Mbappé Penalty Sends France Past Paraguay to Quarterfinals
On a day when Philadelphia baked and tempers simmered, France needed Kylian Mbappé from 12 yards to finally crack a Paraguay side that came to spoil, scrap and survive. One clean strike, on 70 minutes, settled a tetchy World Cup last‑16 tie 1-0 and pushed Didier Deschamps’ team into a quarterfinal with Morocco.
It was not pretty. It rarely is in this kind of heat, with 68,324 fans watching under a 38-degree sun and an opponent intent on dragging the contest into the gutter. But it was enough.
Heat, history and a slow burn
Lincoln Financial Field has already had its share of drama this tournament, including a storm-delayed French win over Iraq in the group stage. This time, on the 250th anniversary of US independence, the skies stayed clear. The noise came from the stands and, occasionally, from the players’ throats.
A pre-match concert, Idina Menzel’s rendition of the US anthem, The Roots on stage, a US Air Force flyover – it all felt like a set-up for a French fireworks show on the pitch. Instead, for an hour, Paraguay smothered the fuse.
Ranked 41st in the world, fresh from knocking out Germany on penalties, they lined up with a back five, a deep block and a clear plan: irritate, interrupt, infuriate. They did all three.
France hogged the ball, but the game moved at Paraguay’s pace. Slow. Spiky. Stop-start.
Dark arts and rising frustration
Les Bleus had almost all of the possession yet found almost none of the space. Shots came from distance, hopeful rather than incisive. Manu Koné saw one effort deflected just wide midway through the first half, then forced Orlando Gill into a smart tip-over not long after the restart. Half-chances, nothing more.

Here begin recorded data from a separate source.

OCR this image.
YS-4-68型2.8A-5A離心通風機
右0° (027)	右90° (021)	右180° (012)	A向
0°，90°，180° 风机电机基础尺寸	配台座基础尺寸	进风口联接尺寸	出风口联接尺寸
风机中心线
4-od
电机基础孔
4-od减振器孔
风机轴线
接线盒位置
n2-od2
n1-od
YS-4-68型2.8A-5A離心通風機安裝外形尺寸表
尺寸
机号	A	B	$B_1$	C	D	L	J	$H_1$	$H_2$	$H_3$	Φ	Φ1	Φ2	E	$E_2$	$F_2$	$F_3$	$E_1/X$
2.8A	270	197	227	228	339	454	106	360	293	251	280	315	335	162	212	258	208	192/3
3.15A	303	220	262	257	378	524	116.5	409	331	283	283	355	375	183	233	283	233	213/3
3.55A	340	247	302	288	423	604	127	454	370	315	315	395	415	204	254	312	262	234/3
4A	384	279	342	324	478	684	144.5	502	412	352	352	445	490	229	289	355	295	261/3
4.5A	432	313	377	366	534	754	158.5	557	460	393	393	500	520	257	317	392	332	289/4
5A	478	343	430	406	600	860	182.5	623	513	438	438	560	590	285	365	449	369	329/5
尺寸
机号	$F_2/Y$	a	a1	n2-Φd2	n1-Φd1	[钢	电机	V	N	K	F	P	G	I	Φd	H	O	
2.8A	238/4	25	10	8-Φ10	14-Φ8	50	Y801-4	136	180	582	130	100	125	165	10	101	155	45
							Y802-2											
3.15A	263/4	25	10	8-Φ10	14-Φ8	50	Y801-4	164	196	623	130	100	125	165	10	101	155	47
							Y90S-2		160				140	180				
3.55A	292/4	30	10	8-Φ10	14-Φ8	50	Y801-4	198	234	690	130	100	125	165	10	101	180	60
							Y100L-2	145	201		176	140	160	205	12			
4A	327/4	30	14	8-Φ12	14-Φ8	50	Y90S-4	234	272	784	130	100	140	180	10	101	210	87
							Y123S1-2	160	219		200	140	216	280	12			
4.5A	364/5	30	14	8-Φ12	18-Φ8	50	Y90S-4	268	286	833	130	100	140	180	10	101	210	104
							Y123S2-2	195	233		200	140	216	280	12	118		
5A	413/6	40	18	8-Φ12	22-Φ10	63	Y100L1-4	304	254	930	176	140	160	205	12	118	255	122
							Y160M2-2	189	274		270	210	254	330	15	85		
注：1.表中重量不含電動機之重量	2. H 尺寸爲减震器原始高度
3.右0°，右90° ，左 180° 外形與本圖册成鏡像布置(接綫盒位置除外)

Paraguay, meanwhile, leaned into every stereotype going. Little nudges off the ball. Delayed restarts. Tactical fouls. The kind of “streetwise” that drives favourites to distraction.
It started to bite. Mbappé, usually ice-cold, snapped into a shoving match with Andrés Cubas. Moments later, Matías Galarza took a sly swipe at the France captain off the ball. The message was clear: if you can’t match them, unsettle them.
For a while, it worked. Michael Olise and Ousmane Dembélé struggled to impose themselves. Bradley Barcola offered running but not penetration. France moved the ball from side to side, Paraguay shuffled across, and the minutes drained away.
Deschamps watched, waited, then moved.
Doué changes the picture
Just after the hour, the France coach rolled his dice. Barcola off, Désiré Doué on to the left. One change, one different kind of problem for Paraguay.
Suddenly, there was a player prepared to drive at the massed red shirts rather than pass around them. The pressure that had been steady became suffocating. The breakthrough came quickly.
Doué picked up the ball and went straight at the heart of the defence, weaving through a crowd of Paraguayan bodies. As he tried to slip between them, Diego Gómez clipped him. Doué went down. The contact was clear.
The Uzbek referee went to the monitor. One look was enough. Penalty.
Paraguay tried one last trick, scuffing and scraping at the spot as Dembélé stood guard, arms spread, body between boot and turf. When the dust settled, Mbappé stepped up.
He has been ruthless all tournament. He was ruthless again. A measured strike, Gill beaten, France finally ahead.
Paraguay, who had lived by penalties in the previous round, died by one here.
Mbappé chases history, France chase another title
This was not a flowing French performance like those earlier in the tournament. It was attritional, hard-edged, and far from vintage. Yet Mbappé’s World Cup keeps gathering weight.
The Real Madrid forward’s seventh goal of this edition draws him level with Lionel Messi as the tournament’s joint-top scorer. Across World Cups, he now sits on 19 goals from 19 appearances, just one behind Messi’s overall record of 20. It is a staggering return, and the sense grows that every knockout game could be another step into history.
Paraguay finally mustered a shot on target in the 90th minute, a late, tame reminder that they had spent most of the evening defending for their lives. Mbappé almost added a second in stoppage time, but by then the job was done, the French bench already half-turned towards what comes next.
Deschamps and his squad now head back to their Boston base to prepare for a quarterfinal in nearby Foxborough against a Morocco side brimming with confidence after a 3-0 dismantling of Canada.
The echoes are hard to ignore. In 1998, France needed a golden goal to squeeze past Paraguay at this very stage. They went on to lift the trophy.
This time it was a different rule, a different city, and a different kind of finish. But the outcome was the same: France through, Paraguay out, and Mbappé stalking records as the World Cup tightens into its decisive weeks.